The attorney for a man who said his rights were violated during an arrest at Walmart in August 2019, has refiled a lawsuit against the Town of Sahuarita two weeks after it was dismissed by a judge.
This video contains surveillance footage from the Sahuarita Walmart and a Sahuarita Police Department officer's body-worn camera. It shows Freedom Christopher Pfaendler from the time of his arrival to Walmart on the morning of Aug. 6, 2019, to his arrest. The first 8 minutes are footage of him shopping and the rest are of his interaction with SPD up to his arrest and search. This video was edited to remove a section of time when the SPD officer turned off his body-camera's audio and the time of Pfaendler's transport from Walmart.
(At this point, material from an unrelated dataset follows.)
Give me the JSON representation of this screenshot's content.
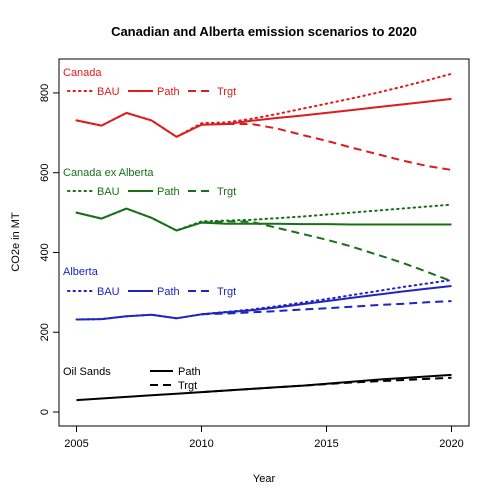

Published by Green Valley News and Sahuarita Sun
U.S. District Judge John C. Hinderaker ruled Dec. 17 that Freedom Christopher Pfaendler’s suit against the town and five police officers failed to make a case on any of its assertions and granted the town’s motion to dismiss. But he left open the door to have the complaint refiled, and Pfaendler’s attorney, Richard Wintory, did so on Monday.
The refiled case expands on several points, and claims nothing described to 911 operators suggested Pfaendler “was acting in a suspicious manner or doing anything other than shopping.”
It also said, “One dispatcher suggested to the caller that Plaintiff likely could not hear anything if he was wearing a Bluetooth-equipped helmet.”
Pfaendler had made that claim during questioning inside the store before he was arrested on suspicion of disorderly conduct after customers became alarmed by his behavior. The incident took place a few days after mass shootings at a Walmart store in El Paso, Texas, and outside a Dayton, Ohio, bar.
Police said a Walmart manager called 911 to report that a man carrying a camouflage backpack and wearing a full-face motorcycle helmet was refusing to remove the helmet despite being asked four times. The officer said Pfaendler, who was not armed, told officers he was listening to music and never heard the manager ask him to remove his helmet.
Pfaendler’s lawsuit claimed he was illegally searched, falsely arrested, maliciously prosecuted by being detained for 17 hours, and was defamed when the department public information officer talked with media after the incident. Charges were dropped in October 2019.